Il Decreto liquidità prevede garanzie da parte dello Stato per un totale circa di 200 miliardi di euro concesse attraverso la società SACE in favore di banche che effettuino finanziamenti alle imprese sotto qualsiasi forma.

Le imprese potranno ottenere una copertura dell’importo del finanziamento sulla base del numero dei dipendenti e del volume del fatturato, precisamente per:

  • Imprese con meno di 5.000 dipendenti in Italia e un fatturato inferiore a 1,5 miliardi di euro ottengono una copertura pari al 90% dell’importo del finanziamento richiesto e per queste è prevista una procedura semplificata per l’accesso alla garanzia;
  • Imprese con oltre 5.000 dipendenti e un fatturato fra 1,5 e 5 miliardi di euro ottengono una copertura pari all’80% dell’importo del finanziamento e al 70% se hanno un fatturato sopra i 5 miliardi.

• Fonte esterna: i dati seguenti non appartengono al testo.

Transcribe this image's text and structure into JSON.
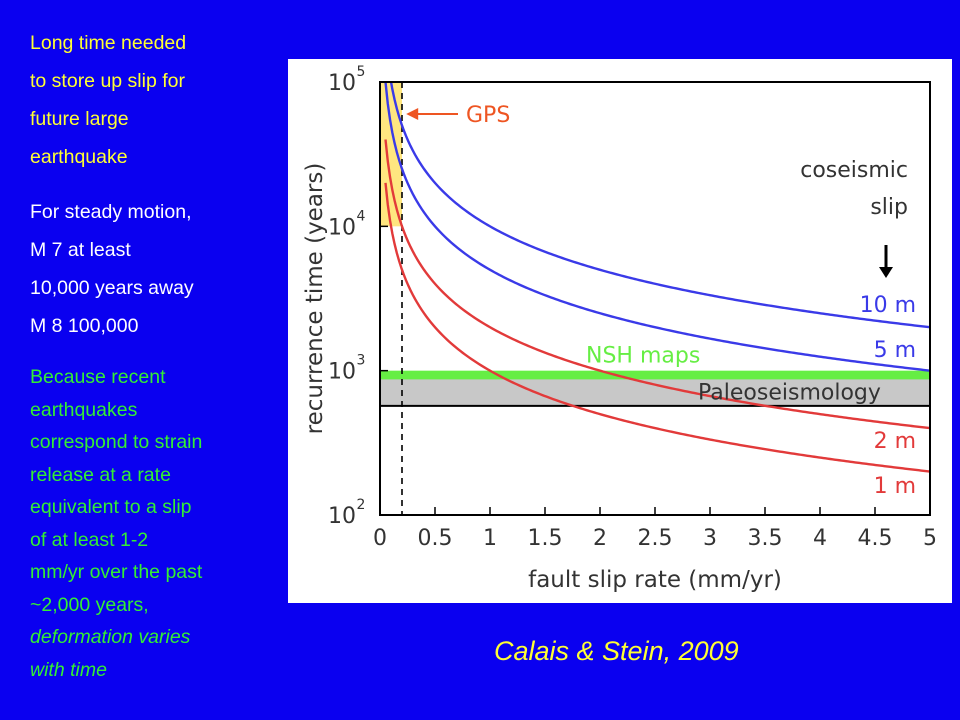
{
  "text": {
    "para1": [
      "Long time needed",
      "to store up slip for",
      "future large",
      "earthquake"
    ],
    "para2": [
      "For steady motion,",
      "M 7 at least",
      "10,000 years away",
      "M 8 100,000"
    ],
    "para3": [
      "Because recent",
      "earthquakes",
      "correspond to strain",
      "release at a rate",
      "equivalent to a slip",
      "of at least 1-2",
      "mm/yr over the past",
      "~2,000 years,"
    ],
    "para3_italic": [
      "deformation varies",
      "with time"
    ]
  },
  "citation": "Calais & Stein, 2009",
  "colors": {
    "background": "#0a00f0",
    "yellow_text": "#ffff33",
    "green_text": "#33ee33",
    "blue_curve": "#3a3ae8",
    "red_curve": "#e23a3a",
    "nsh_band": "#66ee44",
    "paleo_band": "#c8c8c8",
    "gps_band": "#ffe680",
    "gps_arrow": "#ee5522"
  },
  "chart_data": {
    "type": "line",
    "xlabel": "fault slip rate (mm/yr)",
    "ylabel": "recurrence time (years)",
    "xlim": [
      0,
      5
    ],
    "ylim": [
      100,
      100000
    ],
    "y_scale": "log",
    "x_ticks": [
      0,
      0.5,
      1,
      1.5,
      2,
      2.5,
      3,
      3.5,
      4,
      4.5,
      5
    ],
    "x_tick_labels": [
      "0",
      "0.5",
      "1",
      "1.5",
      "2",
      "2.5",
      "3",
      "3.5",
      "4",
      "4.5",
      "5"
    ],
    "y_ticks": [
      100,
      1000,
      10000,
      100000
    ],
    "y_tick_labels": [
      {
        "base": "10",
        "exp": "2"
      },
      {
        "base": "10",
        "exp": "3"
      },
      {
        "base": "10",
        "exp": "4"
      },
      {
        "base": "10",
        "exp": "5"
      }
    ],
    "series": [
      {
        "name": "10 m",
        "slip_m": 10,
        "color": "blue"
      },
      {
        "name": "5 m",
        "slip_m": 5,
        "color": "blue"
      },
      {
        "name": "2 m",
        "slip_m": 2,
        "color": "red"
      },
      {
        "name": "1 m",
        "slip_m": 1,
        "color": "red"
      }
    ],
    "bands": [
      {
        "name": "NSH maps",
        "y_range": [
          870,
          1000
        ],
        "color": "green"
      },
      {
        "name": "Paleoseismology",
        "y_range": [
          570,
          900
        ],
        "color": "gray"
      }
    ],
    "gps": {
      "label": "GPS",
      "x_range": [
        0,
        0.2
      ],
      "y_range": [
        10000,
        100000
      ]
    },
    "annotation_title": [
      "coseismic",
      "slip"
    ]
  }
}
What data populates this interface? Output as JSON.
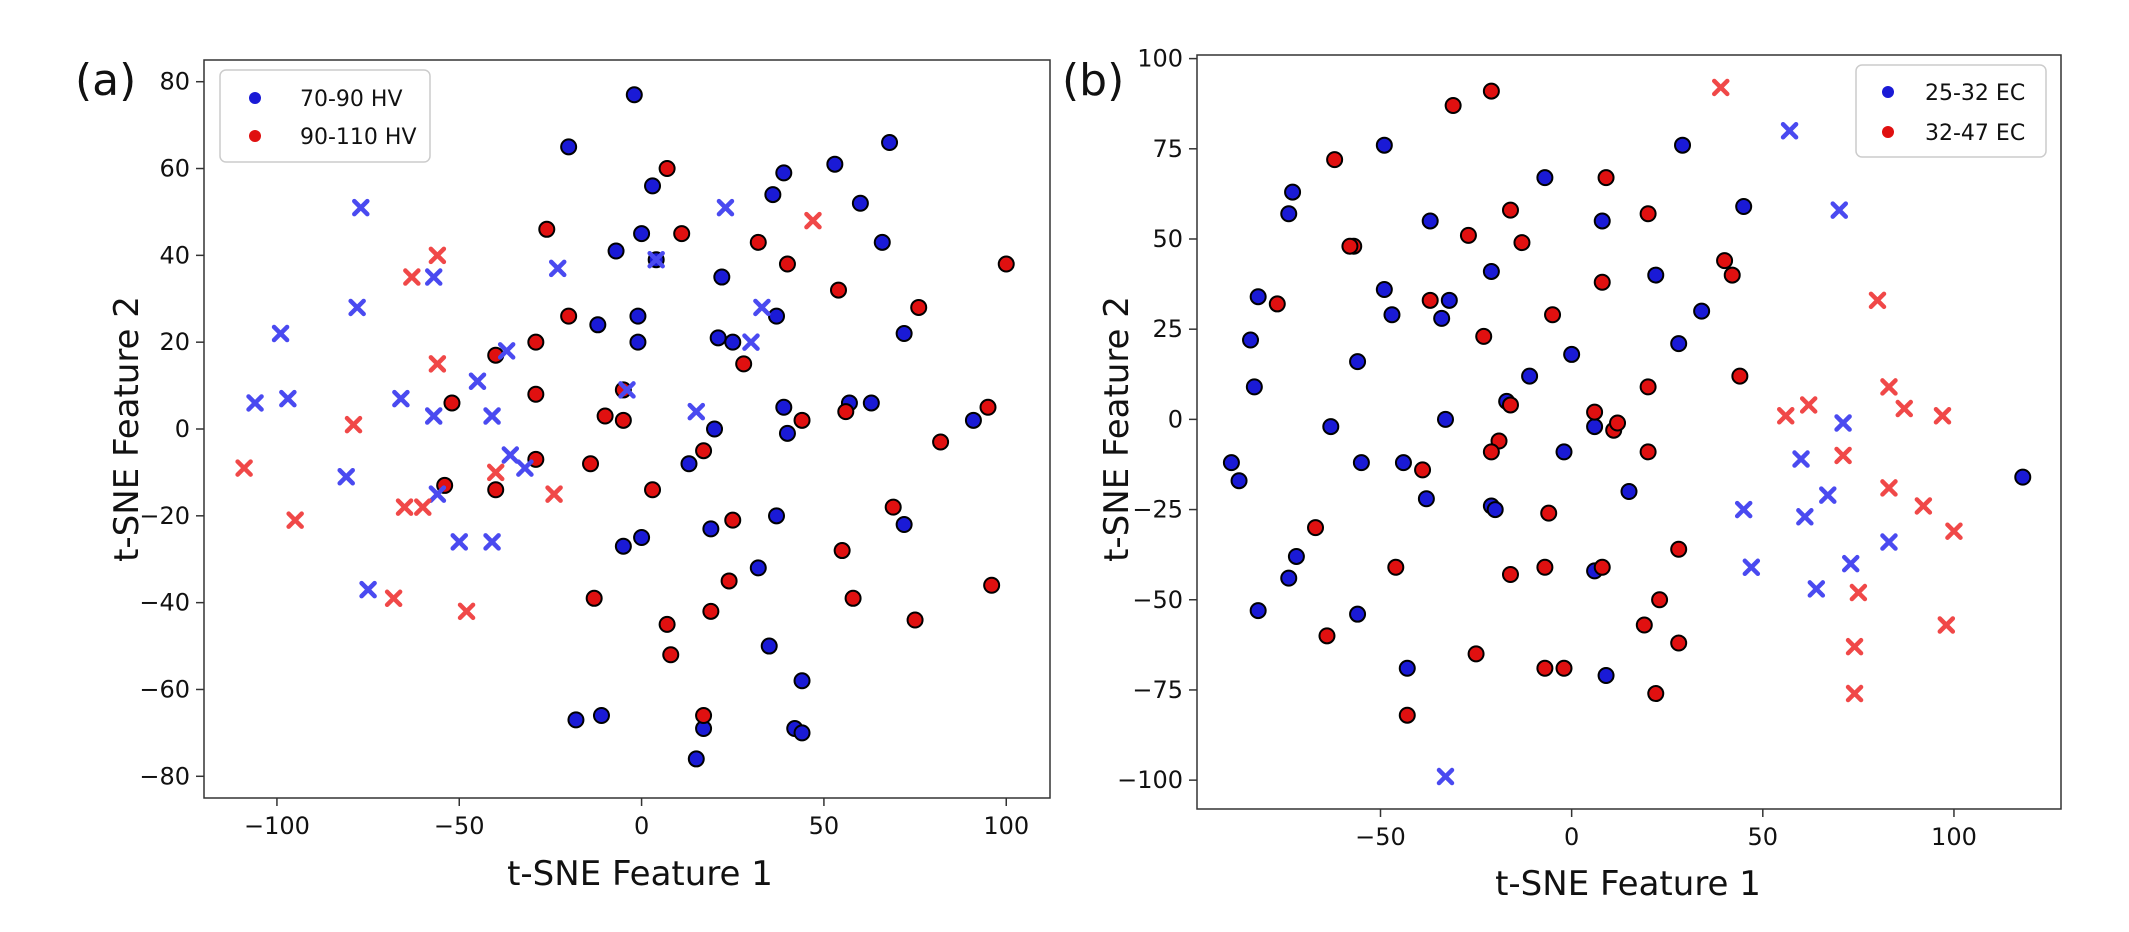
{
  "chart_data": [
    {
      "type": "scatter",
      "panel_label": "(a)",
      "xlabel": "t-SNE Feature 1",
      "ylabel": "t-SNE Feature 2",
      "xlim": [
        -120,
        112
      ],
      "ylim": [
        -85,
        85
      ],
      "xticks": [
        -100,
        -50,
        0,
        50,
        100
      ],
      "yticks": [
        -80,
        -60,
        -40,
        -20,
        0,
        20,
        40,
        60,
        80
      ],
      "grid": false,
      "legend_position": "top-left",
      "series": [
        {
          "name": "70-90 HV",
          "color": "#1a1ad6",
          "marker": "circle",
          "points": [
            [
              -20,
              65
            ],
            [
              -2,
              77
            ],
            [
              68,
              66
            ],
            [
              3,
              56
            ],
            [
              39,
              59
            ],
            [
              53,
              61
            ],
            [
              60,
              52
            ],
            [
              36,
              54
            ],
            [
              66,
              43
            ],
            [
              -7,
              41
            ],
            [
              4,
              39
            ],
            [
              0,
              45
            ],
            [
              -12,
              24
            ],
            [
              -1,
              26
            ],
            [
              22,
              35
            ],
            [
              25,
              20
            ],
            [
              37,
              26
            ],
            [
              -1,
              20
            ],
            [
              21,
              21
            ],
            [
              72,
              22
            ],
            [
              39,
              5
            ],
            [
              57,
              6
            ],
            [
              63,
              6
            ],
            [
              40,
              -1
            ],
            [
              91,
              2
            ],
            [
              20,
              0
            ],
            [
              13,
              -8
            ],
            [
              37,
              -20
            ],
            [
              72,
              -22
            ],
            [
              19,
              -23
            ],
            [
              -5,
              -27
            ],
            [
              0,
              -25
            ],
            [
              32,
              -32
            ],
            [
              35,
              -50
            ],
            [
              44,
              -58
            ],
            [
              -18,
              -67
            ],
            [
              -11,
              -66
            ],
            [
              17,
              -69
            ],
            [
              42,
              -69
            ],
            [
              44,
              -70
            ],
            [
              15,
              -76
            ]
          ]
        },
        {
          "name": "90-110 HV",
          "color": "#e01010",
          "marker": "circle",
          "points": [
            [
              7,
              60
            ],
            [
              -26,
              46
            ],
            [
              11,
              45
            ],
            [
              32,
              43
            ],
            [
              40,
              38
            ],
            [
              100,
              38
            ],
            [
              54,
              32
            ],
            [
              76,
              28
            ],
            [
              -20,
              26
            ],
            [
              -29,
              20
            ],
            [
              28,
              15
            ],
            [
              -40,
              17
            ],
            [
              -29,
              8
            ],
            [
              -5,
              9
            ],
            [
              -52,
              6
            ],
            [
              -10,
              3
            ],
            [
              -5,
              2
            ],
            [
              56,
              4
            ],
            [
              95,
              5
            ],
            [
              44,
              2
            ],
            [
              82,
              -3
            ],
            [
              17,
              -5
            ],
            [
              -29,
              -7
            ],
            [
              -14,
              -8
            ],
            [
              -54,
              -13
            ],
            [
              -40,
              -14
            ],
            [
              3,
              -14
            ],
            [
              69,
              -18
            ],
            [
              25,
              -21
            ],
            [
              55,
              -28
            ],
            [
              24,
              -35
            ],
            [
              96,
              -36
            ],
            [
              -13,
              -39
            ],
            [
              58,
              -39
            ],
            [
              19,
              -42
            ],
            [
              7,
              -45
            ],
            [
              75,
              -44
            ],
            [
              8,
              -52
            ],
            [
              17,
              -66
            ]
          ]
        },
        {
          "name": "",
          "color": "#4a4af0",
          "marker": "x",
          "points": [
            [
              -77,
              51
            ],
            [
              23,
              51
            ],
            [
              -78,
              28
            ],
            [
              -23,
              37
            ],
            [
              -57,
              35
            ],
            [
              4,
              39
            ],
            [
              33,
              28
            ],
            [
              -99,
              22
            ],
            [
              30,
              20
            ],
            [
              -37,
              18
            ],
            [
              -45,
              11
            ],
            [
              -4,
              9
            ],
            [
              -106,
              6
            ],
            [
              -97,
              7
            ],
            [
              -66,
              7
            ],
            [
              -57,
              3
            ],
            [
              -41,
              3
            ],
            [
              15,
              4
            ],
            [
              -36,
              -6
            ],
            [
              -32,
              -9
            ],
            [
              -81,
              -11
            ],
            [
              -56,
              -15
            ],
            [
              -75,
              -37
            ],
            [
              -50,
              -26
            ],
            [
              -41,
              -26
            ]
          ]
        },
        {
          "name": "",
          "color": "#f04848",
          "marker": "x",
          "points": [
            [
              47,
              48
            ],
            [
              -63,
              35
            ],
            [
              -56,
              40
            ],
            [
              -56,
              15
            ],
            [
              -79,
              1
            ],
            [
              -109,
              -9
            ],
            [
              -95,
              -21
            ],
            [
              -65,
              -18
            ],
            [
              -60,
              -18
            ],
            [
              -24,
              -15
            ],
            [
              -40,
              -10
            ],
            [
              -68,
              -39
            ],
            [
              -48,
              -42
            ]
          ]
        }
      ]
    },
    {
      "type": "scatter",
      "panel_label": "(b)",
      "xlabel": "t-SNE Feature 1",
      "ylabel": "t-SNE Feature 2",
      "xlim": [
        -98,
        128
      ],
      "ylim": [
        -108,
        101
      ],
      "xticks": [
        -50,
        0,
        50,
        100
      ],
      "yticks": [
        -100,
        -75,
        -50,
        -25,
        0,
        25,
        50,
        75,
        100
      ],
      "grid": false,
      "legend_position": "top-right",
      "series": [
        {
          "name": "25-32 EC",
          "color": "#1a1ad6",
          "marker": "circle",
          "points": [
            [
              -49,
              76
            ],
            [
              -73,
              63
            ],
            [
              -74,
              57
            ],
            [
              -7,
              67
            ],
            [
              8,
              55
            ],
            [
              29,
              76
            ],
            [
              45,
              59
            ],
            [
              -37,
              55
            ],
            [
              -21,
              41
            ],
            [
              22,
              40
            ],
            [
              -82,
              34
            ],
            [
              -49,
              36
            ],
            [
              -32,
              33
            ],
            [
              -47,
              29
            ],
            [
              -34,
              28
            ],
            [
              -84,
              22
            ],
            [
              34,
              30
            ],
            [
              28,
              21
            ],
            [
              -56,
              16
            ],
            [
              0,
              18
            ],
            [
              -11,
              12
            ],
            [
              -83,
              9
            ],
            [
              -17,
              5
            ],
            [
              -33,
              0
            ],
            [
              -63,
              -2
            ],
            [
              6,
              -2
            ],
            [
              -2,
              -9
            ],
            [
              -55,
              -12
            ],
            [
              -44,
              -12
            ],
            [
              -89,
              -12
            ],
            [
              -87,
              -17
            ],
            [
              -38,
              -22
            ],
            [
              -21,
              -24
            ],
            [
              -20,
              -25
            ],
            [
              15,
              -20
            ],
            [
              -72,
              -38
            ],
            [
              -74,
              -44
            ],
            [
              -82,
              -53
            ],
            [
              -56,
              -54
            ],
            [
              6,
              -42
            ],
            [
              -43,
              -69
            ],
            [
              9,
              -71
            ],
            [
              118,
              -16
            ]
          ]
        },
        {
          "name": "32-47 EC",
          "color": "#e01010",
          "marker": "circle",
          "points": [
            [
              -21,
              91
            ],
            [
              -31,
              87
            ],
            [
              -62,
              72
            ],
            [
              9,
              67
            ],
            [
              -16,
              58
            ],
            [
              20,
              57
            ],
            [
              -27,
              51
            ],
            [
              -13,
              49
            ],
            [
              -57,
              48
            ],
            [
              -58,
              48
            ],
            [
              40,
              44
            ],
            [
              42,
              40
            ],
            [
              8,
              38
            ],
            [
              -77,
              32
            ],
            [
              -37,
              33
            ],
            [
              -5,
              29
            ],
            [
              -23,
              23
            ],
            [
              44,
              12
            ],
            [
              20,
              9
            ],
            [
              6,
              2
            ],
            [
              11,
              -3
            ],
            [
              12,
              -1
            ],
            [
              -16,
              4
            ],
            [
              -19,
              -6
            ],
            [
              -21,
              -9
            ],
            [
              20,
              -9
            ],
            [
              -39,
              -14
            ],
            [
              -6,
              -26
            ],
            [
              -67,
              -30
            ],
            [
              28,
              -36
            ],
            [
              -46,
              -41
            ],
            [
              -7,
              -41
            ],
            [
              8,
              -41
            ],
            [
              -16,
              -43
            ],
            [
              23,
              -50
            ],
            [
              19,
              -57
            ],
            [
              28,
              -62
            ],
            [
              -64,
              -60
            ],
            [
              -25,
              -65
            ],
            [
              -7,
              -69
            ],
            [
              -2,
              -69
            ],
            [
              22,
              -76
            ],
            [
              -43,
              -82
            ]
          ]
        },
        {
          "name": "",
          "color": "#4a4af0",
          "marker": "x",
          "points": [
            [
              57,
              80
            ],
            [
              70,
              58
            ],
            [
              60,
              -11
            ],
            [
              71,
              -1
            ],
            [
              67,
              -21
            ],
            [
              61,
              -27
            ],
            [
              45,
              -25
            ],
            [
              47,
              -41
            ],
            [
              64,
              -47
            ],
            [
              73,
              -40
            ],
            [
              83,
              -34
            ],
            [
              -33,
              -99
            ]
          ]
        },
        {
          "name": "",
          "color": "#f04848",
          "marker": "x",
          "points": [
            [
              39,
              92
            ],
            [
              80,
              33
            ],
            [
              83,
              9
            ],
            [
              87,
              3
            ],
            [
              97,
              1
            ],
            [
              56,
              1
            ],
            [
              62,
              4
            ],
            [
              71,
              -10
            ],
            [
              83,
              -19
            ],
            [
              92,
              -24
            ],
            [
              100,
              -31
            ],
            [
              75,
              -48
            ],
            [
              98,
              -57
            ],
            [
              74,
              -63
            ],
            [
              74,
              -76
            ]
          ]
        }
      ]
    }
  ]
}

L’importo della garanzia non potrà superare il 25% del fatturato registrato nel 2019 o il doppio del costo del personale sostenuto dall’azienda e, per le piccole e medie imprese, anche individuali o partite Iva, sono riservati 30 miliardi e l’accesso alla garanzia rilasciata da SACE sarà gratuito ma subordinato alla condizione che le stesse abbiano esaurito la loro capacità di utilizzo del credito rilasciato dal Fondo Centrale di Garanzia.

Sace ha nel frattempo attivato un numero verde: 800 020 030.

Inoltre, viene ulteriormente rafforzato il Fondo di Garanzia per le PMI, aumentandone sia la dotazione finanziaria, sia la capacità di generare liquidità.

La garanzia del Fondo centrale di garanzia delle PMI viene ampliata sino al 31 dicembre 2020 fino a un importo di 5 milioni di euro e può riguardare tutte le imprese con un numero di dipendenti non superiore a 499.

La garanzia rimarrà gratuita sino a fine anno.

I vincoli

L’impresa beneficiaria non potrà distribuire dividendi o riacquistare proprie azioni nel corso del 2020.

Essa, dovrà, inoltre, gestire i livelli occupazionali attraverso accordi sindacali e rispettare una clausola made in Italy, cioè dovrà usare il finanziamento solo per attività localizzate in Italia.

Il prestito deve essere restituito in 6 anni, con preammortamento possibile fino a 2 anni.

Le commissioni sono differenziate. Per le Pmi, in rapporto all’importo garantito, sono pari a 0,25% il primo anno, 0,5% il secondo e terzo, 1% dal quarto al sesto.

Per le imprese più grandi sono invece pari a 0,5% dell’importo garantito il primo anno, 1% secondo e terzo, 2% dal quarto al sesto.